# Red Serpae Tetra vs Marigold platy (fighting)!!!!!



## Knight~Ryder (Dec 2, 2007)

*My friend has 3 red serpaes in his 38 gallon, and just put in 3 Marigold plateys in just today. Of course the marigold went to the bottem right away, then started to move a little. It seems the Red serpaes will swarm around them and continue to nip at them over and over. It's like they don't let up?

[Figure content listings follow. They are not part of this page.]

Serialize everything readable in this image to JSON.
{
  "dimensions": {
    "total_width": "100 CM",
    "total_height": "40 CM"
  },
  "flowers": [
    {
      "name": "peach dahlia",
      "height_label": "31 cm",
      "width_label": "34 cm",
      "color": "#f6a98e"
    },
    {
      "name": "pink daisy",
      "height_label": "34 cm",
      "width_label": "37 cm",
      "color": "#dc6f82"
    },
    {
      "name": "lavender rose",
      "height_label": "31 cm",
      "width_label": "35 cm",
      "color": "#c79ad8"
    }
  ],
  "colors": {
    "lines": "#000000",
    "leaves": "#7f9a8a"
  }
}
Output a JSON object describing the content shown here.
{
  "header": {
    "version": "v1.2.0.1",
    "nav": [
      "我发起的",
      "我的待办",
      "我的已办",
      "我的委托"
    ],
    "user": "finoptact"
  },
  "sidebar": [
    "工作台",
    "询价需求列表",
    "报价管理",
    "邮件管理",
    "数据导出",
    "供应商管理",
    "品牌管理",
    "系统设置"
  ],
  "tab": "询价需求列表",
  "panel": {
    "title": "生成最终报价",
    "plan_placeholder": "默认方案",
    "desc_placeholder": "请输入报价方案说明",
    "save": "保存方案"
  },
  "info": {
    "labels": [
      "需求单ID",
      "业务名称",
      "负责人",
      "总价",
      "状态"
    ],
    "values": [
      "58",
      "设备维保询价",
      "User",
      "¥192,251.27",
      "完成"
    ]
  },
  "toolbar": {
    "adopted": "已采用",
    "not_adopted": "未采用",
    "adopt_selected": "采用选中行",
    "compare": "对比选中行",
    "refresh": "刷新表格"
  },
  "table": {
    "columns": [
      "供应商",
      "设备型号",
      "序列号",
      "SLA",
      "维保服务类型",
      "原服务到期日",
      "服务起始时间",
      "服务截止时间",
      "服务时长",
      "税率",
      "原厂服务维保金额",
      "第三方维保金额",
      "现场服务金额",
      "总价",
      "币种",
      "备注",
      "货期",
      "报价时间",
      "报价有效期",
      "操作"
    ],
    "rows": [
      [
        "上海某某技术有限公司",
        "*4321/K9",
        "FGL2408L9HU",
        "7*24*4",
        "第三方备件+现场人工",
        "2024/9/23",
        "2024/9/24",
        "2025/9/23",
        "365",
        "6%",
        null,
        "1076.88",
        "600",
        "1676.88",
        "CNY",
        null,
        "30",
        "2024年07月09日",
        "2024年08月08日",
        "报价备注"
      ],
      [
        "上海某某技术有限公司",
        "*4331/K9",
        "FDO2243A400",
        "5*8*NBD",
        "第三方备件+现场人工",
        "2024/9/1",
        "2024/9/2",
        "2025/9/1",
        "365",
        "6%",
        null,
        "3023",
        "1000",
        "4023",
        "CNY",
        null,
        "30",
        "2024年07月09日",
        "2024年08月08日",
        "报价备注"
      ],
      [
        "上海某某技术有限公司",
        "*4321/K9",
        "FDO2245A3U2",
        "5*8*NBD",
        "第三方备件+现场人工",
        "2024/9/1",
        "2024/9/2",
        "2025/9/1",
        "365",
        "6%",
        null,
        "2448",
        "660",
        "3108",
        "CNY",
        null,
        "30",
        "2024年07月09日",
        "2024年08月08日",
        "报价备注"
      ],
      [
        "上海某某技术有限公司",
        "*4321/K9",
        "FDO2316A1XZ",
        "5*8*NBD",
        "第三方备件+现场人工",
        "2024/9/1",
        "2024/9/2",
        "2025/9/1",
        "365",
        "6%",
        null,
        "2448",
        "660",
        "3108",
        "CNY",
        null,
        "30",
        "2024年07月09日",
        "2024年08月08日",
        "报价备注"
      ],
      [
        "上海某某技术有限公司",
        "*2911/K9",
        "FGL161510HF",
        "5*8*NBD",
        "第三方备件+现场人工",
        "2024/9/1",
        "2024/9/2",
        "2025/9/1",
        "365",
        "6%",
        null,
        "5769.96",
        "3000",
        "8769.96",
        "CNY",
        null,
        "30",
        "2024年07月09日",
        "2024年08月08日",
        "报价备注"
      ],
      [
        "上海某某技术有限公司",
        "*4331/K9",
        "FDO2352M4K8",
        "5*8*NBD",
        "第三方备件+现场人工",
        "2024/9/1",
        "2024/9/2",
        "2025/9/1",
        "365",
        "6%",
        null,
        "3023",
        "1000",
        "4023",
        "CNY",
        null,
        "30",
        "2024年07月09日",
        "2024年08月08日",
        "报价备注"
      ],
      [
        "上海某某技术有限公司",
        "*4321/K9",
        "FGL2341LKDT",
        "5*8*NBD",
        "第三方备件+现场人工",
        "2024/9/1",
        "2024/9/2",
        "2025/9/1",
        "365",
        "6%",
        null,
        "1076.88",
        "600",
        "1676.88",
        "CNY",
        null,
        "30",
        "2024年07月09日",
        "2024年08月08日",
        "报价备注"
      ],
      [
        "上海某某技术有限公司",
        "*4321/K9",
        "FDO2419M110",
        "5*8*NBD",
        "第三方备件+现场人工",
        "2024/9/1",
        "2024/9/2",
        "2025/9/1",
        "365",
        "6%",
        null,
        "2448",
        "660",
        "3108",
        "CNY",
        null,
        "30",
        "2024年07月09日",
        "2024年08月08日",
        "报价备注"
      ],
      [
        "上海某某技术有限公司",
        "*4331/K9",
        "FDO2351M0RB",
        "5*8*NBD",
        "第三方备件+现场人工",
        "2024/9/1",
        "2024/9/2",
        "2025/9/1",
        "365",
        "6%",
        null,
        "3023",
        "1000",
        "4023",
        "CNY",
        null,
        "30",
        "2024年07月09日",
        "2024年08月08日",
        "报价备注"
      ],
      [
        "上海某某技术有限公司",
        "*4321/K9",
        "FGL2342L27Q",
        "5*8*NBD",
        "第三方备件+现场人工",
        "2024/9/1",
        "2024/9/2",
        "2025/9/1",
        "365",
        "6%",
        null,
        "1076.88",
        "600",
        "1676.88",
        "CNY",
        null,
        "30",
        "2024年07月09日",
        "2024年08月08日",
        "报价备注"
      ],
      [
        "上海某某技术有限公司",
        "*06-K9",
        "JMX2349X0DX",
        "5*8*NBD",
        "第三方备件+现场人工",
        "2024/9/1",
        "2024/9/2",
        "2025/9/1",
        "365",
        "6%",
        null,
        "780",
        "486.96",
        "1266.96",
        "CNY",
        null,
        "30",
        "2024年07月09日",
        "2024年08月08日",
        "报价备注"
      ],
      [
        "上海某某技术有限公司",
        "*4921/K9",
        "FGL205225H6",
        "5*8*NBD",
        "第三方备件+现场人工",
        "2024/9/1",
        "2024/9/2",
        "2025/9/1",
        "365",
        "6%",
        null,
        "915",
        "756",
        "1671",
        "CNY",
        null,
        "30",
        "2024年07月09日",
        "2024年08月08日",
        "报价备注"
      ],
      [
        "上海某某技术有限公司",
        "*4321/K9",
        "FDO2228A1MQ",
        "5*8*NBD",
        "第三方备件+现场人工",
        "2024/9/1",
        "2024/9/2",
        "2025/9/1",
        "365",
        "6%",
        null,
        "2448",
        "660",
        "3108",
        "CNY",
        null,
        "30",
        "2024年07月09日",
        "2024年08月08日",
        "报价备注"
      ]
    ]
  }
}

Are they going to continue to attack and if so what should he do?*


----------



## emc7 (Jul 23, 2005)

separate them. Once serpaes start nipping they keep at it until something nips back. I would keep the platies and ditch the serpaes. For tetras they are really mean and you need a bigger school to keep them occupied.


----------



## Clerk (Nov 22, 2006)

Serpae nip no matter what IME, he either needs to take them back or increase the size of their school. They are the tetra version of the Tiger barb, I would recommend at least 8-12 of them to keep them in line.


----------



## Knight~Ryder (Dec 2, 2007)

Well Dave, did you get this info?

Are you saying for him to increase the serpaes or the platy?


----------



## datchison (Dec 3, 2007)

Yup I did, I think one of my marigold's died cause I can't find it anywhere. We will see tomorrow morning.


----------



## datchison (Dec 3, 2007)

ok 2 marigolds died so no more of those.


----------



## lochness (Jan 10, 2006)

I would add another 3 serpaes, red eyes and rummy nose each to your tank - it would make the tetras much happier and a bottom feeder species: perhaps 2 otocinclus or 1 butterfly pleco (Dekeyseria brachyura).


----------